Background:

Patients admitted to our hospital with possible Acute Coronary Syndrome (ACS) have a length of stay exceeding the community average. We postulated that the admitting residents were deferring the decision to order a stress test to the attending of record or cardiology consult. We hypothesized that implementation of a clinical decision support tool (CDST) would increase the appropriate and timely ordering of cardiac stress tests.

Methods:

A CDST was created in collaboration with the cardiology service and subsequently dispersed to the admitting housestaff starting July 1, 2015 (Figure 1). Feedback was solicited during the initial implementation phase though no modification to the CDST was made. 

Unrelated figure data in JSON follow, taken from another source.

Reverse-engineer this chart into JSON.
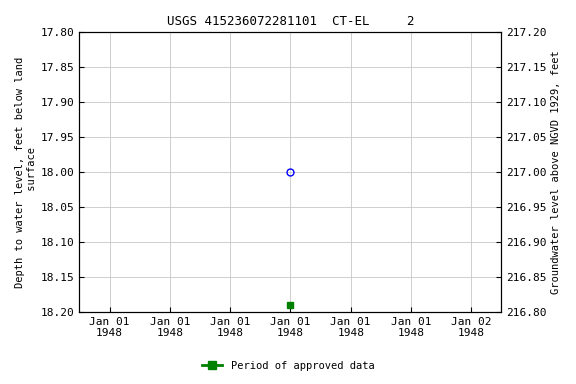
{
  "title": "USGS 415236072281101  CT-EL     2",
  "ylabel_left": "Depth to water level, feet below land\n surface",
  "ylabel_right": "Groundwater level above NGVD 1929, feet",
  "ylim_left_top": 17.8,
  "ylim_left_bottom": 18.2,
  "ylim_right_top": 217.2,
  "ylim_right_bottom": 216.8,
  "y_left_ticks": [
    17.8,
    17.85,
    17.9,
    17.95,
    18.0,
    18.05,
    18.1,
    18.15,
    18.2
  ],
  "y_right_ticks": [
    217.2,
    217.15,
    217.1,
    217.05,
    217.0,
    216.95,
    216.9,
    216.85,
    216.8
  ],
  "x_tick_labels": [
    "Jan 01\n1948",
    "Jan 01\n1948",
    "Jan 01\n1948",
    "Jan 01\n1948",
    "Jan 01\n1948",
    "Jan 01\n1948",
    "Jan 02\n1948"
  ],
  "x_tick_positions": [
    0,
    1,
    2,
    3,
    4,
    5,
    6
  ],
  "point_blue_x": 3.0,
  "point_blue_y": 18.0,
  "point_green_x": 3.0,
  "point_green_y": 18.19,
  "legend_label": "Period of approved data",
  "legend_color": "#008000",
  "bg_color": "#ffffff",
  "grid_color": "#c8c8c8",
  "title_fontsize": 9,
  "label_fontsize": 7.5,
  "tick_fontsize": 8
}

We compared the cohort of patients admitted with appropriate cardiac diagnoses during the four months prior to the implementation of the CDST (March through June 2015) with patients admitted during the four months after implementation (July through October 2015). The primary outcomes were average length of stay (ALOS), rate of stress test performed, and the rate of positive stress test. Housestaff were surveyed about their reactions to the CDST.

Results:

Prior to the intervention 717 patients were admitted with chest pain, whereas 602 patients were admitted with chest pain after the intervention. The rate of stress tests went from 28.6% prior to the intervention to 21.1% after the intervention (p < 0.01). The difference in rates of abnormal stress tests and ALOS were not statistically significant.

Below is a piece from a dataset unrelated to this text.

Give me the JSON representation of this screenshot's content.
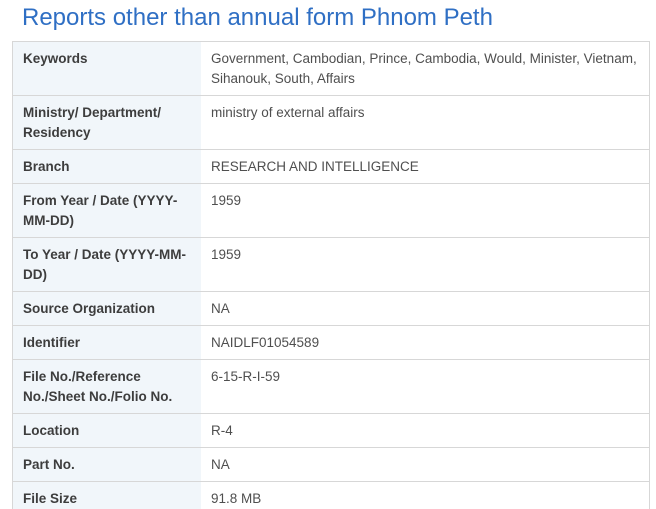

The survey response rate was 54% for the admitting residents (25/46). When asked if they use the CDST for guidance when they have difficulty deciding whether or not to order a stress test, 36% said “never” whereas 28% said either “often” or “always”. A majority (58.3%) of residents agreed or strongly agreed that the decision support tool is a helpful resource, and 54.2% of residents agreed or strongly agreed that they would recommend the tool to others.

Conclusions:

The implementation of a CDST was associated with a significant decrease in the rate of inpatient stress tests performed at our hospital. The rate of abnormal stress tests was unchanged, suggesting that the CDST may have led to the ordering of fewer tests that likely would ultimately have been negative. The survey data suggests that the majority of residents find the tool helpful, however there is still a cohort of residents who never use CDST. Increasing resident use of the CDST has potential to decrease unnecessary testing and reduce ALOS, and may be achieved through integration of the CDST into workflow, for example by embedding it in the electronic ordering system.